The presidency needs this power. For nearly a century, Washington has operated under a delusion that you can have branch agencies operating completely outside the control of the person elected to run the executive branch. The Supreme Court didn't break the system. It fixed a constitutional glitch that should've been corrected decades ago.
If you're trying to understand what this means for the future of American governance, ignore the hyperventilating headlines. This isn't about partisanship. It's about accountability.
The Myth of Independent Bureaucracy
For decades, organizations like the FTC, the Securities and Exchange Commission, and the National Labor Relations Board have operated as a fourth branch of government. Congress created them, gave them sweeping powers, and then told the president they couldn't fire the people running them unless they committed some egregious wrongdoing.
That setup sounds nice in a civics textbook. In reality, it creates a group of unelected officials who answer to nobody.
Think about how the system is supposed to work. You vote for a president based on their platform. That president is supposed to implement policies. But when they try to manage agencies that affect everything from corporate mergers to consumer privacy, they hit a brick wall. Commissioners appointed by previous administrations can simply dig their heels in and refuse to execute the administration's agenda.
The Supreme Court finally called out this charade. In Trump v Slaughter, the majority recognized that the Constitution creates a unitary executive. Article II doesn't say executive power is split between the president and a dozen independent boards. It says the executive power shall be vested in a President of the United States of America. Full stop.
Turning the Page on a Ninety Year Error
To understand how we got here, look back to 1935. The Supreme Court decided a case called Humphrey’s Executor v United States. Back then, President Franklin D. Roosevelt tried to fire an FTC commissioner who was actively blocking New Deal policies. The court ruled against Roosevelt, creating the concept of independent agencies shielded from presidential removal.
It was a terrible decision. It fragmented executive authority and created a bureaucratic class that could operate with total impunity.
The new ruling rights that wrong. By allowing the president to fire independent commissioners at will, the court aligned the structure of modern Washington with the text of the Constitution. It’s a return to first principles.
Some legal scholars argue this completely upends the civil service. It doesn't. Career bureaucrats and frontline investigators still have standard protections. This ruling specifically applies to the political leadership at the top of these independent bodies. It ensures that the people making major policy decisions are aligned with the individual who actually holds a democratic mandate.
Why True Accountability Requires Centralized Control
When an agency screws up, who do voters blame? They blame the president.
If inflation spikes, or if corporate monopolies choke out small businesses, the public doesn't march to the FTC headquarters to protest. They voice their anger at the ballot box during the next presidential election.
It makes zero sense to hold a president accountable for the state of the country while stripping them of the tools to fix it. If a president can't fire a commissioner who is failing to enforce the law effectively, the chain of accountability breaks. The public loses their ability to influence government policy through their votes.
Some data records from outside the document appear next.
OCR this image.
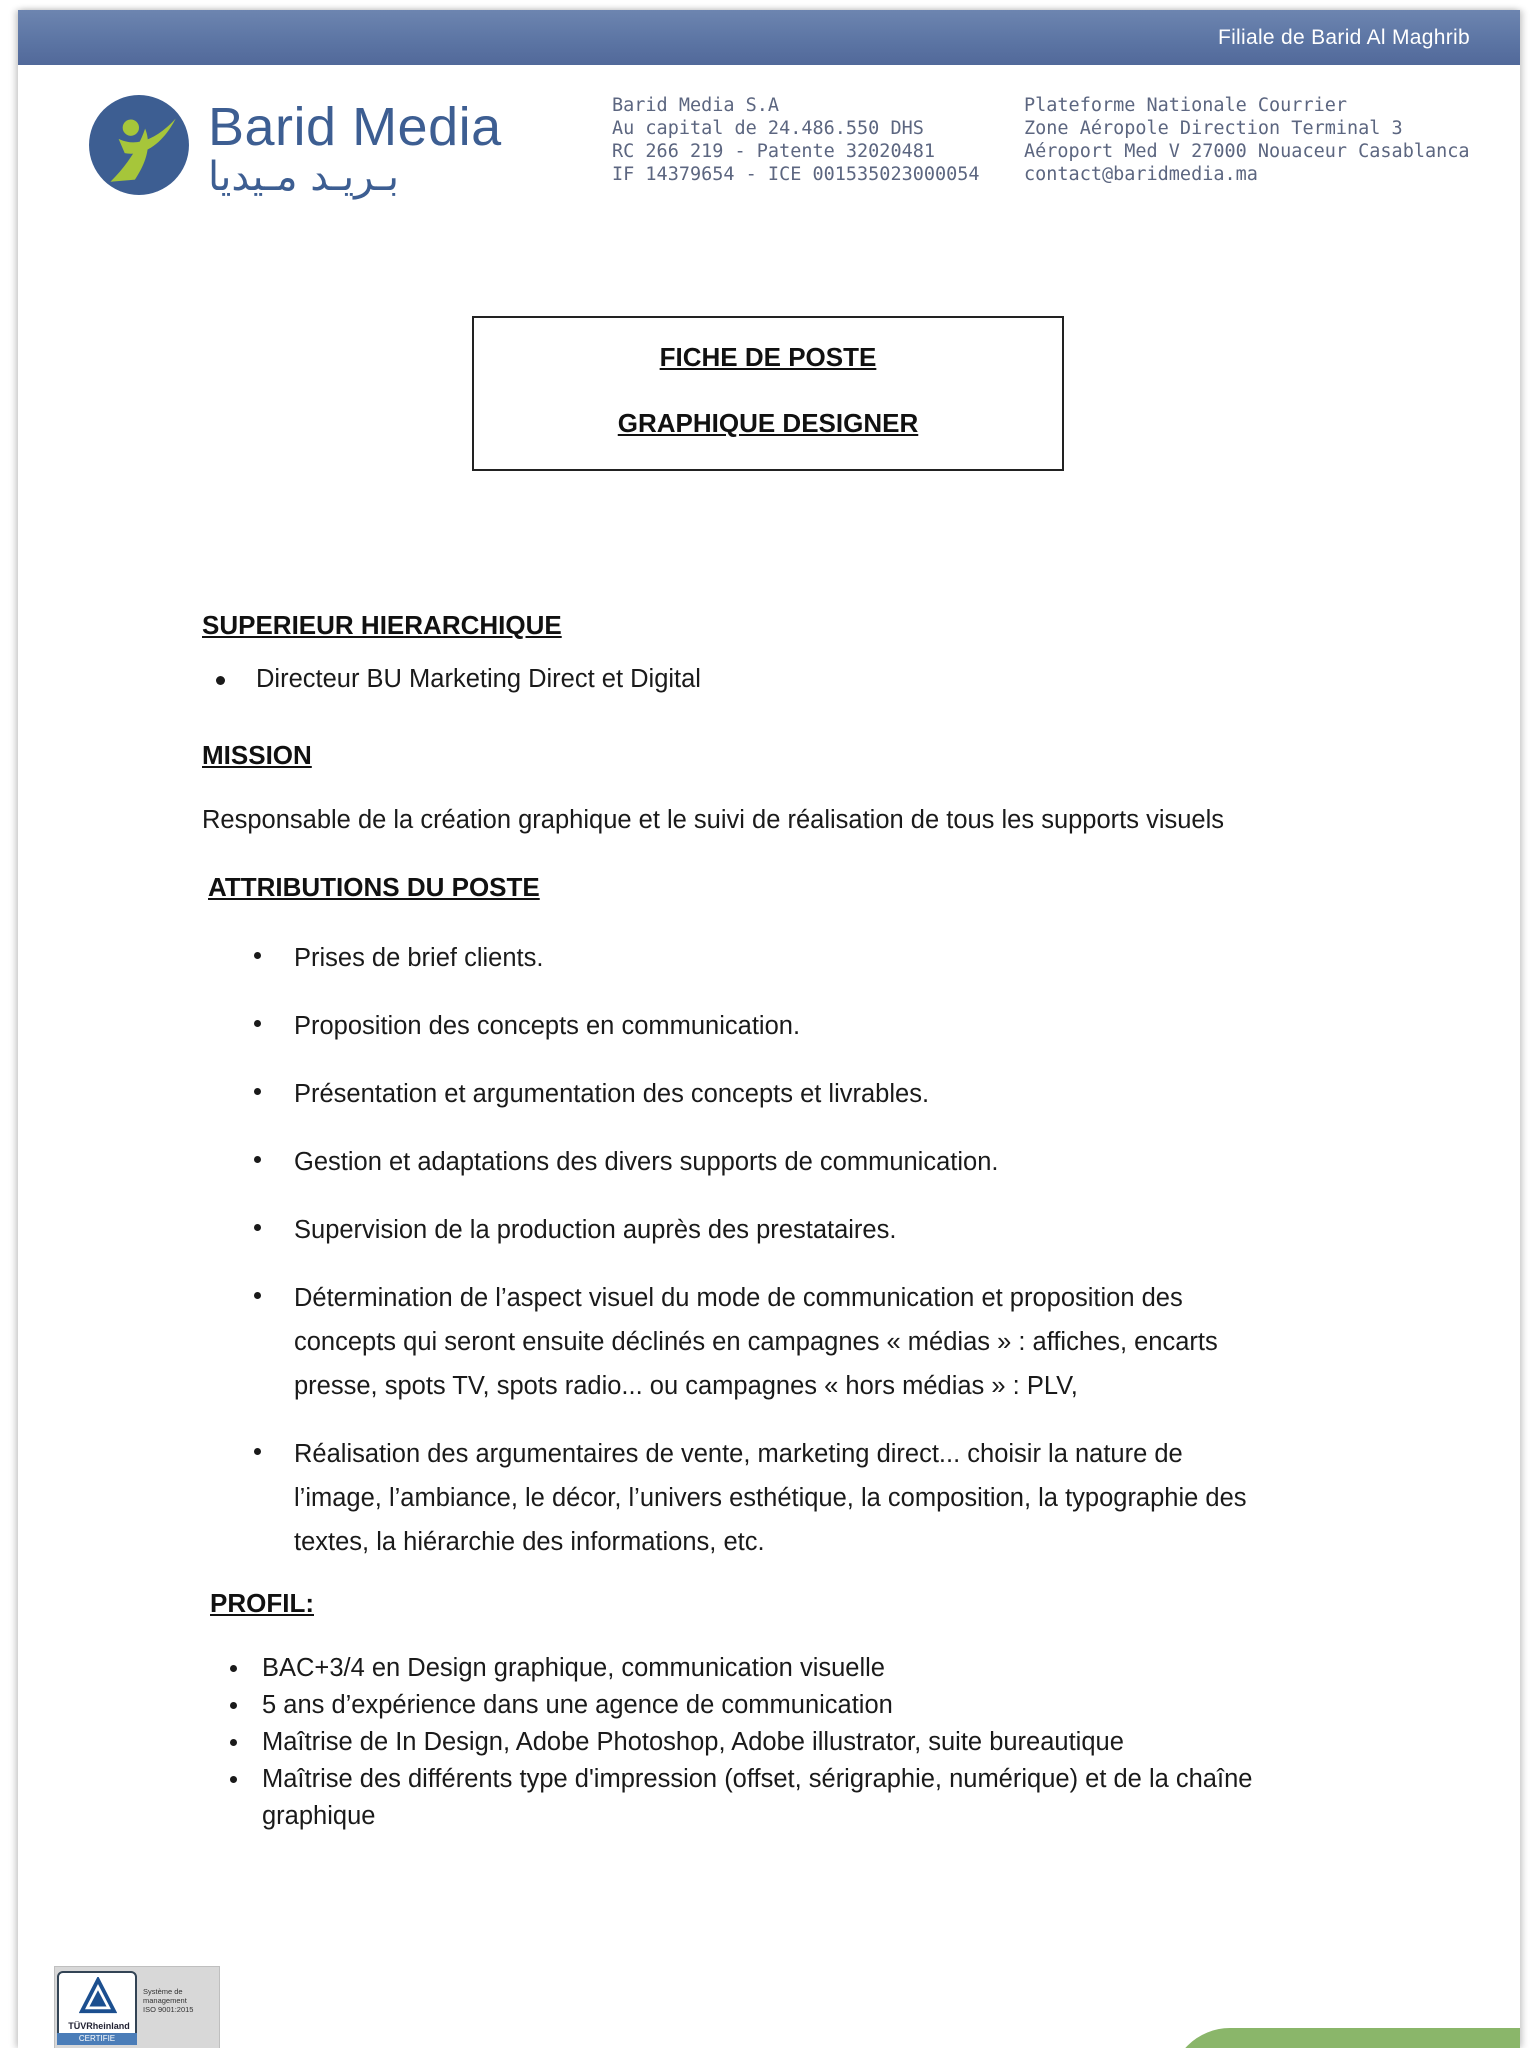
Filiale de Barid Al Maghrib
Barid Media
بـريـد مـيديا
Barid Media S.A
Au capital de 24.486.550 DHS
RC 266 219 - Patente 32020481
IF 14379654 - ICE 001535023000054
Plateforme Nationale Courrier
Zone Aéropole Direction Terminal 3
Aéroport Med V 27000 Nouaceur Casablanca
contact@baridmedia.ma
FICHE DE POSTE
GRAPHIQUE DESIGNER
SUPERIEUR HIERARCHIQUE
Directeur BU Marketing Direct et Digital
MISSION
Responsable de la création graphique et le suivi de réalisation de tous les supports visuels
ATTRIBUTIONS DU POSTE
Prises de brief clients.
Proposition des concepts en communication.
Présentation et argumentation des concepts et livrables.
Gestion et adaptations des divers supports de communication.
Supervision de la production auprès des prestataires.
Détermination de l’aspect visuel du mode de communication et proposition des
concepts qui seront ensuite déclinés en campagnes « médias » : affiches, encarts
presse, spots TV, spots radio... ou campagnes « hors médias » : PLV,
Réalisation des argumentaires de vente, marketing direct... choisir la nature de
l’image, l’ambiance, le décor, l’univers esthétique, la composition, la typographie des
textes, la hiérarchie des informations, etc.
PROFIL:
BAC+3/4 en Design graphique, communication visuelle
5 ans d’expérience dans une agence de communication
Maîtrise de In Design, Adobe Photoshop, Adobe illustrator, suite bureautique
Maîtrise des différents type d'impression (offset, sérigraphie, numérique) et de la chaîne
graphique
TÜVRheinland
CERTIFIE
Système de
management
ISO 9001:2015
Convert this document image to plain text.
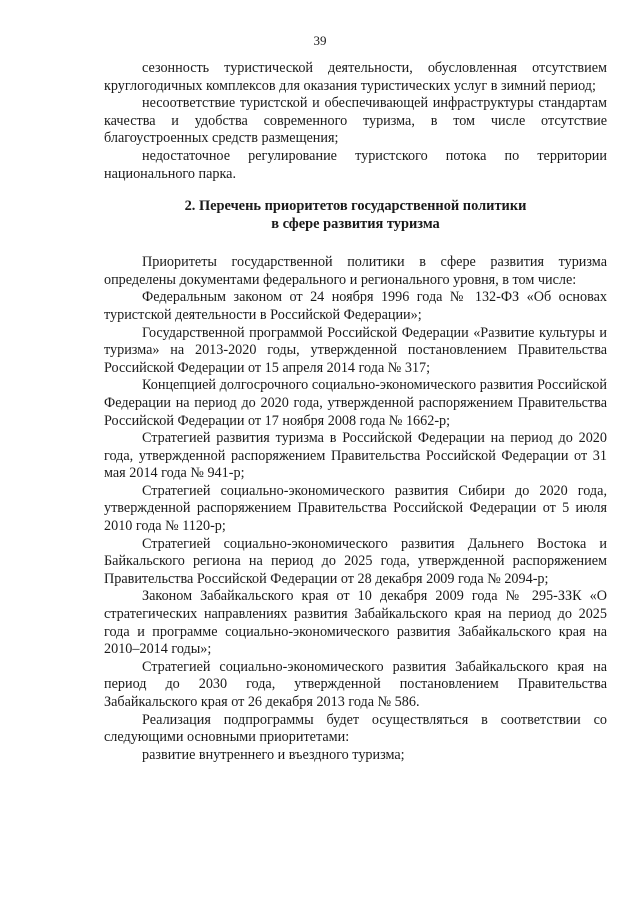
39

сезонность туристической деятельности, обусловленная отсутствием круглогодичных комплексов для оказания туристических услуг в зимний период;

несоответствие туристской и обеспечивающей инфраструктуры стандартам качества и удобства современного туризма, в том числе отсутствие благоустроенных средств размещения;

недостаточное регулирование туристского потока по территории национального парка.

2. Перечень приоритетов государственной политики
в сфере развития туризма

Приоритеты государственной политики в сфере развития туризма определены документами федерального и регионального уровня, в том числе:

Федеральным законом от 24 ноября 1996 года № 132-ФЗ «Об основах туристской деятельности в Российской Федерации»;

Государственной программой Российской Федерации «Развитие культуры и туризма» на 2013-2020 годы, утвержденной постановлением Правительства Российской Федерации от 15 апреля 2014 года № 317;

Концепцией долгосрочного социально-экономического развития Российской Федерации на период до 2020 года, утвержденной распоряжением Правительства Российской Федерации от 17 ноября 2008 года № 1662-р;

Стратегией развития туризма в Российской Федерации на период до 2020 года, утвержденной распоряжением Правительства Российской Федерации от 31 мая 2014 года № 941-р;

Стратегией социально-экономического развития Сибири до 2020 года, утвержденной распоряжением Правительства Российской Федерации от 5 июля 2010 года № 1120-р;

Стратегией социально-экономического развития Дальнего Востока и Байкальского региона на период до 2025 года, утвержденной распоряжением Правительства Российской Федерации от 28 декабря 2009 года № 2094-р;

Законом Забайкальского края от 10 декабря 2009 года № 295-ЗЗК «О стратегических направлениях развития Забайкальского края на период до 2025 года и программе социально-экономического развития Забайкальского края на 2010–2014 годы»;

Стратегией социально-экономического развития Забайкальского края на период до 2030 года, утвержденной постановлением Правительства Забайкальского края от 26 декабря 2013 года № 586.

Реализация подпрограммы будет осуществляться в соответствии со следующими основными приоритетами:

развитие внутреннего и въездного туризма;
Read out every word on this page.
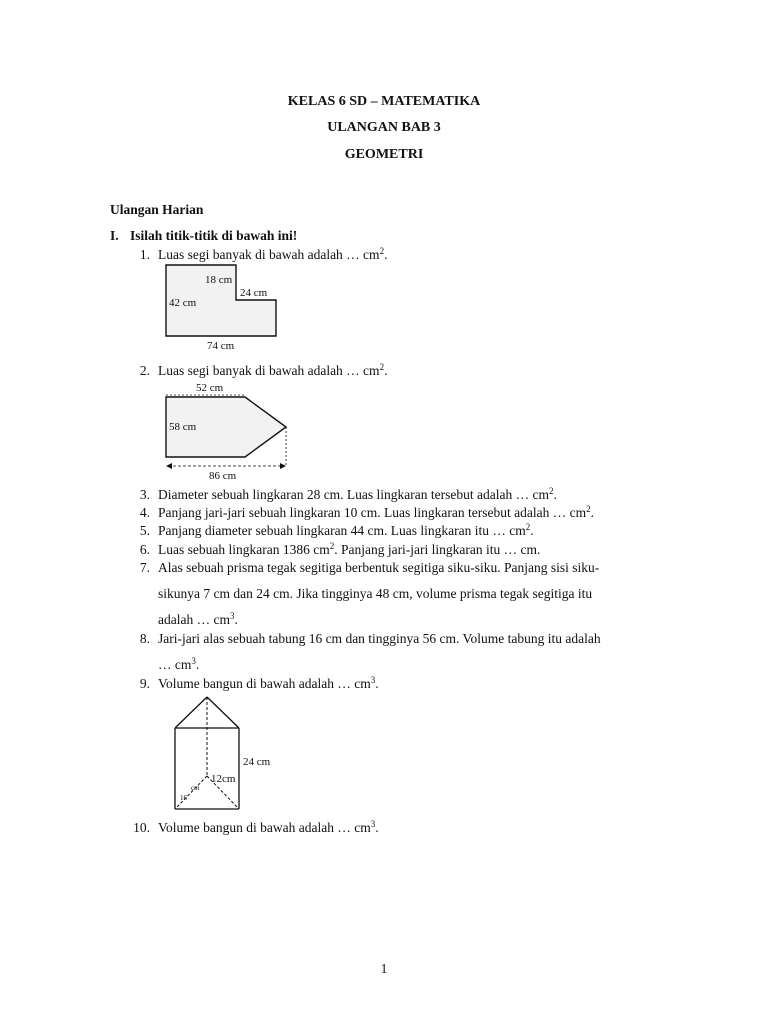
KELAS 6 SD – MATEMATIKA
ULANGAN BAB 3
GEOMETRI
Ulangan Harian
I. Isilah titik-titik di bawah ini!
1. Luas segi banyak di bawah adalah … $cm^2$.
18 cm
24 cm
42 cm
74 cm
2. Luas segi banyak di bawah adalah … $cm^2$.
52 cm
58 cm
86 cm
3. Diameter sebuah lingkaran 28 cm. Luas lingkaran tersebut adalah … $cm^2$.
4. Panjang jari-jari sebuah lingkaran 10 cm. Luas lingkaran tersebut adalah … $cm^2$.
5. Panjang diameter sebuah lingkaran 44 cm. Luas lingkaran itu … $cm^2$.
6. Luas sebuah lingkaran 1386 $cm^2$. Panjang jari-jari lingkaran itu … cm.
7. Alas sebuah prisma tegak segitiga berbentuk segitiga siku-siku. Panjang sisi siku-
sikunya 7 cm dan 24 cm. Jika tingginya 48 cm, volume prisma tegak segitiga itu
adalah … $cm^3$.
8. Jari-jari alas sebuah tabung 16 cm dan tingginya 56 cm. Volume tabung itu adalah
… $cm^3$.
9. Volume bangun di bawah adalah … $cm^3$.
24 cm
12cm
cm
16
10. Volume bangun di bawah adalah … $cm^3$.
1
Giving the president the authority to clean house at these agencies restores that chain. If an administration abuses this power and runs an agency into the ground, voters can kick them out in four years. You can't vote out a stubborn commissioner who enjoys lifetime immunity from executive oversight.
What Happens Next in Washington
The immediate impact of Trump v Slaughter will be a frantic shuffling of leadership across several federal agencies. Expect to see swift policy shifts as the administration brings these formerly independent bodies into alignment with its economic and regulatory goals.
Businesses and legal teams need to adapt quickly. The era of predictable, decade-long regulatory environments managed by insulated commissions is over. Regulatory policy will now move in tandem with presidential administrations.
Instead of fighting the new reality, stakeholders should focus on navigating it. Watch the leadership appointments closely. Track how the White House coordinates directly with agencies like the FTC. The rules of the game have changed, and the executive branch is finally back in charge of its own house.